Он вдруг перестал видеть Танталь — потому, оказывается, что она подалась вперёд и прижалась к нему, спрятав лицо.
Давным-давно была повозка, ветер в холщовых стенках и едва ощутимый запах дыма — свечку задули, Луар запомнил острый, щекочущий ноздри запах. Тогда, в повозке, девушка была смелее; теперь отваги её едва хватало на робкое, просительное прикосновение.
Она пахла дымом.
Наблюдатель, удивлённый, успел заметить, как перед глазами Луара расплылась тёплым пятном жёлтая пасть камина; потом наблюдателя не стало, потому что бесстрастие его потонуло в потоке неожиданных, как пожар, ощущений.
Ему казалось, что он видит, как чёрный фитилёк погасшей свечки тянет за собой седую нитку дыма, что далёкий хор тянет в сто голосов одну длинную высокую ноту, что всё его тело — шнурок, стягивающий узкое платье Танталь, что его мучительно тянет неведомая сила, и сейчас разорвёт пополам…
Запрыгала по полу отскочившая пуговица.
В стороне от дороги, за поворотом реки, когда-то стояла мельница. Матери по традиции не велели ребятишкам ходить сюда — почему, никто не помнил, да и не допытывался.

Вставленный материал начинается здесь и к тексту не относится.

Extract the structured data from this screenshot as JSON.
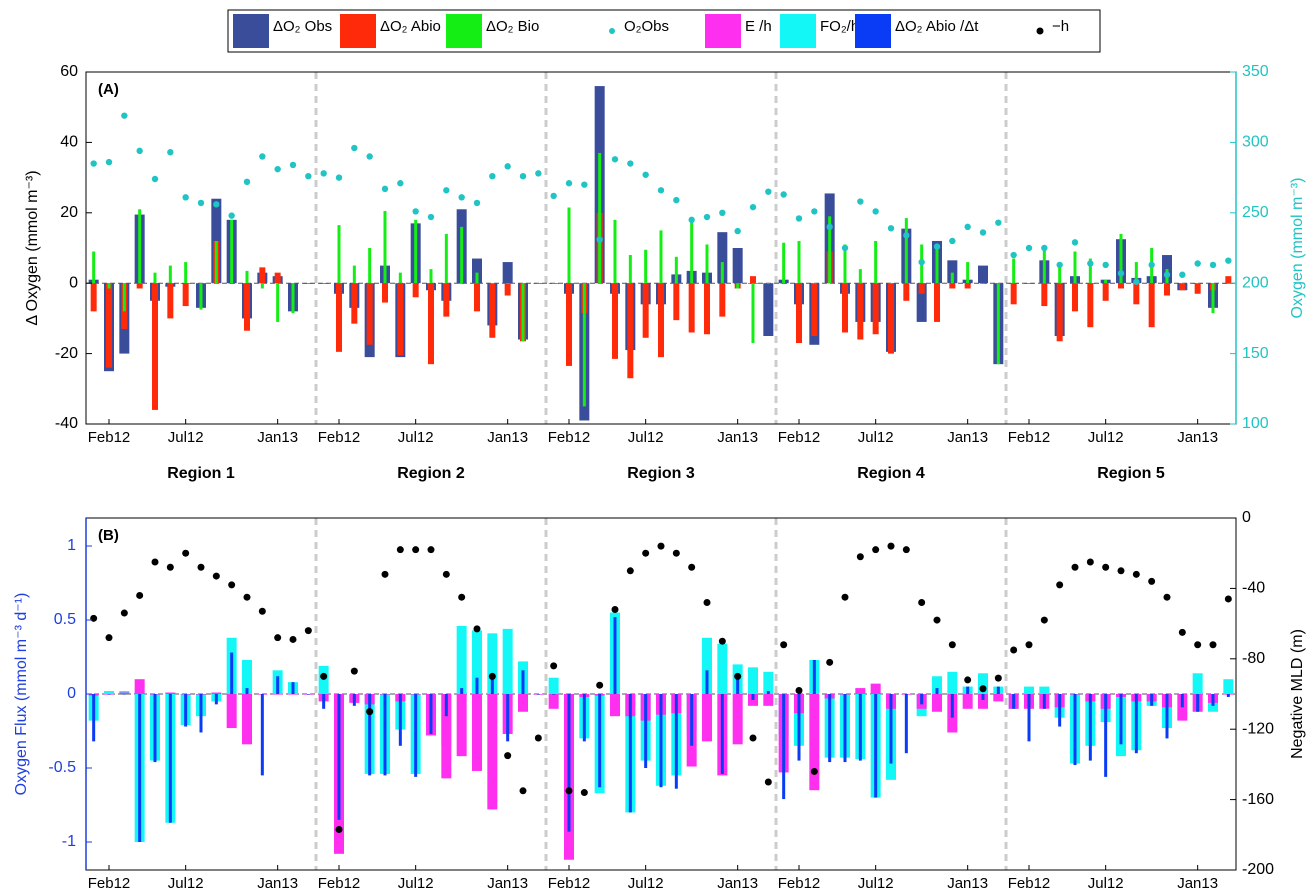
{
  "legend": {
    "items": [
      {
        "key": "dO2_obs",
        "label": "ΔO₂ Obs",
        "marker": "box",
        "color": "#3a4d9a"
      },
      {
        "key": "dO2_abio",
        "label": "ΔO₂ Abio",
        "marker": "box",
        "color": "#ff2a0a"
      },
      {
        "key": "dO2_bio",
        "label": "ΔO₂ Bio",
        "marker": "box",
        "color": "#14ee14"
      },
      {
        "key": "o2_obs",
        "label": "O₂Obs",
        "marker": "dot",
        "color": "#20c4c4"
      },
      {
        "key": "e_h",
        "label": "E /h",
        "marker": "box",
        "color": "#ff2ff0"
      },
      {
        "key": "fo2_h",
        "label": "FO₂/h",
        "marker": "box",
        "color": "#13f7f7"
      },
      {
        "key": "dabio_dt",
        "label": "ΔO₂ Abio /Δt",
        "marker": "box",
        "color": "#0a3cf5"
      },
      {
        "key": "neg_h",
        "label": "−h",
        "marker": "dot",
        "color": "#000000"
      }
    ]
  },
  "colors": {
    "obs": "#3a4d9a",
    "abio": "#ff2a0a",
    "bio": "#14ee14",
    "o2dot": "#20c4c4",
    "e_h": "#ff2ff0",
    "fo2": "#13f7f7",
    "dabio": "#0a3cf5",
    "flux_light": "#1fb0f0",
    "mld": "#000000",
    "left_axis_B": "#1f3fe0",
    "right_axis_A": "#20c4c4",
    "divider": "#cccccc"
  },
  "chart_data": [
    {
      "type": "bar",
      "panel_label": "(A)",
      "ylabel": "Δ Oxygen (mmol m⁻³)",
      "ylim": [
        -40,
        60
      ],
      "yticks": [
        -40,
        -20,
        0,
        20,
        40,
        60
      ],
      "y2label": "Oxygen (mmol m⁻³)",
      "y2lim": [
        100,
        350
      ],
      "y2ticks": [
        100,
        150,
        200,
        250,
        300,
        350
      ],
      "regions": [
        "Region 1",
        "Region 2",
        "Region 3",
        "Region 4",
        "Region 5"
      ],
      "month_ticks": [
        "Feb12",
        "Jul12",
        "Jan13"
      ],
      "months_per_region": 15,
      "series": [
        {
          "name": "ΔO₂ Obs",
          "regions": [
            [
              1,
              -25,
              -20,
              19.5,
              -5,
              -1,
              0,
              -7,
              24,
              18,
              -10,
              3,
              2,
              -8,
              0
            ],
            [
              0,
              -3,
              -7,
              -21,
              5,
              -21,
              17,
              -2,
              -5,
              21,
              7,
              -12,
              6,
              -16,
              0
            ],
            [
              0,
              -3,
              -39,
              56,
              -3,
              -19,
              -6,
              -6,
              2.5,
              3.5,
              3,
              14.5,
              10,
              0,
              -15
            ],
            [
              1,
              -6,
              -17.5,
              25.5,
              -3,
              -11,
              -11,
              -19.5,
              15.5,
              -11,
              12,
              6.5,
              1,
              5,
              -23
            ],
            [
              0,
              0,
              6.5,
              -15,
              2,
              0,
              1,
              12.5,
              1.5,
              2,
              8,
              -2,
              0,
              -7,
              0
            ]
          ]
        },
        {
          "name": "ΔO₂ Abio",
          "regions": [
            [
              -8,
              -24,
              -13,
              -1.5,
              -36,
              -10,
              -6.5,
              0,
              12,
              0,
              -13.5,
              4.5,
              3,
              0,
              0
            ],
            [
              0,
              -19.5,
              -11.5,
              -17.5,
              -5.5,
              -20.5,
              -4,
              -23,
              -9.5,
              0,
              -8,
              -15.5,
              -3.5,
              -16.5,
              0
            ],
            [
              0,
              -23.5,
              -8.5,
              20,
              -21.5,
              -27,
              -15.5,
              -21,
              -10.5,
              -14,
              -14.5,
              -9.5,
              -1.5,
              2,
              0
            ],
            [
              0,
              -17,
              -15,
              9,
              -14,
              -16,
              -14.5,
              -20,
              -5,
              -3,
              -11,
              -1.5,
              -1.5,
              0,
              0
            ],
            [
              -6,
              0,
              -6.5,
              -16.5,
              -8,
              -12.5,
              -5,
              -1.5,
              -6,
              -12.5,
              -3.5,
              -2,
              -3,
              -2,
              2
            ]
          ]
        },
        {
          "name": "ΔO₂ Bio",
          "regions": [
            [
              9,
              -1.5,
              -8,
              21,
              3,
              5,
              6,
              -7.5,
              12,
              18,
              3.5,
              -1.5,
              -11,
              -8.5,
              0
            ],
            [
              0,
              16.5,
              5,
              10,
              20.5,
              3,
              18,
              4,
              14,
              16,
              3,
              0,
              0,
              -16.5,
              0
            ],
            [
              0,
              21.5,
              -35,
              37,
              18,
              8,
              9.5,
              15,
              7.5,
              17.5,
              11,
              6,
              -1.5,
              -17,
              0
            ],
            [
              11.5,
              12,
              0,
              19,
              11,
              4,
              12,
              0,
              18.5,
              11,
              10,
              3,
              6,
              0,
              -23
            ],
            [
              7,
              0,
              10,
              5,
              9,
              7,
              1,
              14,
              6,
              10,
              4,
              0,
              0,
              -8.5,
              0
            ]
          ]
        },
        {
          "name": "O₂Obs",
          "axis": "right",
          "regions": [
            [
              285,
              286,
              319,
              294,
              274,
              293,
              261,
              257,
              256,
              248,
              272,
              290,
              281,
              284,
              276
            ],
            [
              278,
              275,
              296,
              290,
              267,
              271,
              251,
              247,
              266,
              261,
              257,
              276,
              283,
              276,
              278
            ],
            [
              262,
              271,
              270,
              231,
              288,
              285,
              277,
              266,
              259,
              245,
              247,
              250,
              237,
              254,
              265
            ],
            [
              263,
              246,
              251,
              240,
              225,
              258,
              251,
              239,
              234,
              215,
              226,
              230,
              240,
              236,
              243
            ],
            [
              220,
              225,
              225,
              213,
              229,
              214,
              213,
              207,
              201,
              213,
              206,
              206,
              214,
              213,
              216
            ]
          ]
        }
      ]
    },
    {
      "type": "bar",
      "panel_label": "(B)",
      "ylabel": "Oxygen Flux (mmol m⁻³ d⁻¹)",
      "ylim": [
        -1.2,
        1.2
      ],
      "yticks": [
        -1,
        -0.5,
        0,
        0.5,
        1
      ],
      "y2label": "Negative MLD (m)",
      "y2lim": [
        -200,
        0
      ],
      "y2ticks": [
        -200,
        -160,
        -120,
        -80,
        -40,
        0
      ],
      "month_ticks": [
        "Feb12",
        "Jul12",
        "Jan13"
      ],
      "series": [
        {
          "name": "FO₂/h",
          "regions": [
            [
              -0.18,
              0.02,
              0.02,
              -1.0,
              -0.45,
              -0.87,
              -0.21,
              -0.15,
              -0.05,
              0.38,
              0.23,
              0,
              0.16,
              0.08,
              0
            ],
            [
              0.19,
              -0.06,
              -0.05,
              -0.54,
              -0.54,
              -0.24,
              -0.54,
              -0.25,
              -0.35,
              0.46,
              0.43,
              0.41,
              0.44,
              0.22,
              0
            ],
            [
              0.11,
              -0.15,
              -0.3,
              -0.67,
              0.55,
              -0.8,
              -0.45,
              -0.62,
              -0.55,
              -0.25,
              0.38,
              0.34,
              0.2,
              0.18,
              0.15
            ],
            [
              -0.28,
              -0.35,
              0.23,
              -0.43,
              -0.43,
              -0.44,
              -0.7,
              -0.58,
              0,
              -0.15,
              0.12,
              0.15,
              0.05,
              0.14,
              0.05
            ],
            [
              -0.1,
              0.05,
              0.05,
              -0.16,
              -0.47,
              -0.35,
              -0.19,
              -0.42,
              -0.38,
              -0.08,
              -0.23,
              0,
              0.14,
              -0.12,
              0.1
            ]
          ]
        },
        {
          "name": "E /h",
          "regions": [
            [
              -0.01,
              0,
              0.01,
              0.1,
              0,
              0.01,
              0,
              0,
              0.01,
              -0.23,
              -0.34,
              0,
              0,
              0,
              0
            ],
            [
              -0.05,
              -1.08,
              -0.06,
              -0.07,
              0,
              -0.05,
              0,
              -0.28,
              -0.57,
              -0.42,
              -0.52,
              -0.78,
              -0.27,
              -0.12,
              0
            ],
            [
              -0.1,
              -1.12,
              -0.02,
              -0.01,
              -0.15,
              -0.15,
              -0.18,
              -0.14,
              -0.13,
              -0.49,
              -0.32,
              -0.55,
              -0.34,
              -0.08,
              -0.08
            ],
            [
              -0.53,
              -0.13,
              -0.65,
              -0.03,
              0,
              0.04,
              0.07,
              -0.1,
              0,
              -0.1,
              -0.12,
              -0.26,
              -0.1,
              -0.1,
              -0.05
            ],
            [
              -0.1,
              -0.1,
              -0.1,
              -0.09,
              0,
              -0.05,
              -0.1,
              -0.02,
              -0.05,
              -0.05,
              -0.09,
              -0.18,
              -0.12,
              -0.06,
              0
            ]
          ]
        },
        {
          "name": "ΔO₂ Abio /Δt",
          "regions": [
            [
              -0.32,
              0,
              0,
              -1.0,
              -0.46,
              -0.87,
              -0.22,
              -0.26,
              -0.07,
              0.28,
              0.04,
              -0.55,
              0.12,
              0.08,
              0
            ],
            [
              -0.1,
              -0.85,
              -0.08,
              -0.55,
              -0.55,
              -0.35,
              -0.56,
              -0.27,
              -0.15,
              0.04,
              0.11,
              0.1,
              -0.32,
              0.16,
              0
            ],
            [
              0,
              -0.93,
              -0.32,
              -0.63,
              0.52,
              -0.8,
              -0.5,
              -0.63,
              -0.64,
              -0.35,
              0.16,
              -0.54,
              0.12,
              -0.04,
              0.02
            ],
            [
              -0.71,
              -0.45,
              0.23,
              -0.46,
              -0.46,
              -0.45,
              -0.7,
              -0.47,
              -0.4,
              -0.07,
              0.04,
              -0.16,
              0.05,
              -0.04,
              0.05
            ],
            [
              -0.1,
              -0.32,
              -0.1,
              -0.22,
              -0.48,
              -0.45,
              -0.56,
              -0.34,
              -0.4,
              -0.08,
              -0.3,
              -0.09,
              -0.12,
              -0.08,
              -0.02
            ]
          ]
        },
        {
          "name": "−h",
          "axis": "right",
          "regions": [
            [
              -57,
              -68,
              -54,
              -44,
              -25,
              -28,
              -20,
              -28,
              -33,
              -38,
              -45,
              -53,
              -68,
              -69,
              -64
            ],
            [
              -90,
              -177,
              -87,
              -110,
              -32,
              -18,
              -18,
              -18,
              -32,
              -45,
              -63,
              -90,
              -135,
              -155,
              -125
            ],
            [
              -84,
              -155,
              -156,
              -95,
              -52,
              -30,
              -20,
              -16,
              -20,
              -28,
              -48,
              -70,
              -90,
              -125,
              -150
            ],
            [
              -72,
              -98,
              -144,
              -82,
              -45,
              -22,
              -18,
              -16,
              -18,
              -48,
              -58,
              -72,
              -92,
              -97,
              -91
            ],
            [
              -75,
              -72,
              -58,
              -38,
              -28,
              -25,
              -28,
              -30,
              -32,
              -36,
              -45,
              -65,
              -72,
              -72,
              -46
            ]
          ]
        }
      ]
    }
  ]
}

Полусгнившие сваи сами по себе опасны, здесь так легко покалечиться или утонуть…
Под лучами неистового солнца лёд у берегов чуть подтаял. Прохожий выбрал камень посуше и сел, устало вытянув ноги.
Он помнил времена, когда здесь весело вертелось мельничное колесо, суетились выбеленные мукой работники и сурово распоряжался хозяин. Осознав на мгновение свою немыслимую древность, прохожий криво усмехнулся.
На ладони его лежала золотая пластинка с бурым ржавым пятном.
Он не просто стар. По человеческим меркам он немыслимо стар, и, собственно говоря, всё это уже не должно его волновать. Ржавчина на золотом медальоне как знак грядущей катастрофы — всё это уже было, он устал, ему неохота повторять всё сначала.
На сером льду сидела стая угольно-чёрных ворон. Прежде он не заметил бы её; сейчас он удивился, ощутив относительно птичек некое побуждение. Желание действовать.
Он сосредоточился; побуждение было — поднять камень и запустить в самую гущу, чтобы вороны взмыли вверх, хрипло ругаясь, кружась и хлопая крыльями, сбрасывая помёт…
Амулет Прорицателя у него на ладони. Не бросать же в ворон немыслимо ценной вещью, дающей могущество?
Правда, могущество Амулета предназначено вовсе не ему, прохожему с большой дороги. Амулет ищет своего Прорицателя — ох, как затянулись поиски, вот уже семь десятилетий… У Амулета времени в достатке. Амулет может выжидать веками, он всё равно переживёт всех своих владельцев… И его, временного хранителя, переживёт тоже.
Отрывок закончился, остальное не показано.